Every two years, the Protein Structure Prediction Center organises a community-wide experiment (CASP) to compare the programs and methods for predicting protein structure. The eighth one is this year and the results will be discussed in a meeting in early December!
Some high flyers from the last experiment are:
I-TASSER
Rosetta
Protein Structure Prediction by Global Optimization
For a list of the results talks, click here.
I think that there should also be a special prize for the cutest acronym. My current vote in the protein modeling field is 3D-GARDEN – which is a system for modelling protein-protein complexes.
Bronwen,
Putting ‘CASP’ in your text and tags might make this post more visible to those of us in the know :)
Richard: Thanks for spotting the oversight.
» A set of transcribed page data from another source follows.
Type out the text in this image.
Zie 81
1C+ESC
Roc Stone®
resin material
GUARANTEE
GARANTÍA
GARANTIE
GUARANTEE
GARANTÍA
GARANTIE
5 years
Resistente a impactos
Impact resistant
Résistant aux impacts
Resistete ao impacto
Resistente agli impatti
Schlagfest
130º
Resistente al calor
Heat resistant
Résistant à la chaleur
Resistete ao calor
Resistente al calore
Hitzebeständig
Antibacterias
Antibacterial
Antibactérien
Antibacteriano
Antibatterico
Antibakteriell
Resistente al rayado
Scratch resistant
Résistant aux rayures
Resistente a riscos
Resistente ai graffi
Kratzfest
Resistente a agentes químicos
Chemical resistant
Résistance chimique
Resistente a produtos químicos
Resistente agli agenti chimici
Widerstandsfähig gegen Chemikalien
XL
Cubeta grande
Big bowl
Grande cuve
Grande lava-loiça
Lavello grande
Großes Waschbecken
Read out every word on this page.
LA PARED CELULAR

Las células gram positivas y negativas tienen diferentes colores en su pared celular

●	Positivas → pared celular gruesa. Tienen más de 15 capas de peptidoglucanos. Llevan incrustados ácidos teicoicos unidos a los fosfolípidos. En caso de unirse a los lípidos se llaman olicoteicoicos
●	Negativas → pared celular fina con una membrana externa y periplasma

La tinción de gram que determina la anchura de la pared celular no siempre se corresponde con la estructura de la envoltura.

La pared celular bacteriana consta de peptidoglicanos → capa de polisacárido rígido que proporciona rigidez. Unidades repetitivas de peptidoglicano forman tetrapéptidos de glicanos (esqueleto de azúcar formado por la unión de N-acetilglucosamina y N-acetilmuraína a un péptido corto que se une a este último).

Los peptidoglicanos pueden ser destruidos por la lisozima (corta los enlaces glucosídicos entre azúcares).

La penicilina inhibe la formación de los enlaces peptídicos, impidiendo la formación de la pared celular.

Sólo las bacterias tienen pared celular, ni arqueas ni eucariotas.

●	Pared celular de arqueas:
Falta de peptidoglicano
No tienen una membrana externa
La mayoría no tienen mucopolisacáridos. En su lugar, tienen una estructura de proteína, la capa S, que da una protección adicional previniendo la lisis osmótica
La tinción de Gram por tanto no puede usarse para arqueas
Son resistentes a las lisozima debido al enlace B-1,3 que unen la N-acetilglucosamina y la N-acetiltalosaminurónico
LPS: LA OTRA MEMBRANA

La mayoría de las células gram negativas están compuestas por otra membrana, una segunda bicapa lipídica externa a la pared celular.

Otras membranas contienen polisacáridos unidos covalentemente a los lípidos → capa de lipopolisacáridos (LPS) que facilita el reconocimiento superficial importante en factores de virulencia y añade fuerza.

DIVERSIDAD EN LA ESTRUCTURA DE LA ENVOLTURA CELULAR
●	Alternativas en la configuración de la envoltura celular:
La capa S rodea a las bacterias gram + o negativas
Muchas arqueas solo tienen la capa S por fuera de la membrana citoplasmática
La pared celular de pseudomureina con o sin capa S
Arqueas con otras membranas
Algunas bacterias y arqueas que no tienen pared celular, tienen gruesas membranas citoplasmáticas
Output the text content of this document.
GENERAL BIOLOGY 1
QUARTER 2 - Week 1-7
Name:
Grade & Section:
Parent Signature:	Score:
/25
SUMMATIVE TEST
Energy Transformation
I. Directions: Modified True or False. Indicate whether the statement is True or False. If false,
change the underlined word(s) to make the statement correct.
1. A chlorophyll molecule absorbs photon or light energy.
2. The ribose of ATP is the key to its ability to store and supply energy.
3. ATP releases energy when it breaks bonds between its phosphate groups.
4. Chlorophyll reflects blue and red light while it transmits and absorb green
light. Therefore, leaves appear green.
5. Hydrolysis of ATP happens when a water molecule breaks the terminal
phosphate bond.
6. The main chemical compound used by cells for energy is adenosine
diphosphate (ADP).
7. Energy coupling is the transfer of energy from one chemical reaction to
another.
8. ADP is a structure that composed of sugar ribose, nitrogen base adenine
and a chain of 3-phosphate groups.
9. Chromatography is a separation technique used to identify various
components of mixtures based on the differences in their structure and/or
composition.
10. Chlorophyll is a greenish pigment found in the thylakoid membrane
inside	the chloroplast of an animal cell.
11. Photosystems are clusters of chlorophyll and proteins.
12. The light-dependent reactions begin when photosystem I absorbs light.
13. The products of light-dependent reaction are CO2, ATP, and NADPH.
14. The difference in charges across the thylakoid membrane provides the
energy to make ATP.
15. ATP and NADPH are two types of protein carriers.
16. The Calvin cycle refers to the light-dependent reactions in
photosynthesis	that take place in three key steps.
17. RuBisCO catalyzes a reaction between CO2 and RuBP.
CASP was the “keyword” from the talk and was all over the website so when I read your comment I thought: “But surely I included it…” but I hadn’t.
(For the latecomers – I have very slightly edited the post; actually: perhaps suggest other things that I really should have put in and we can allow it to evolve…)
While this is a little above my head, the concept of comparing computational protein structures with reality (X-ray crystallography??) in an objective way is marvellous. They do something similar with the algorithms used in commercial chess programs. While I realise that computational approaches like this have so far been less successful then hoped in finding cures, the theoretical underpinning is improving all the time, so it seems only a matter of time… Thanks for pointing out a great resource, Bronwen.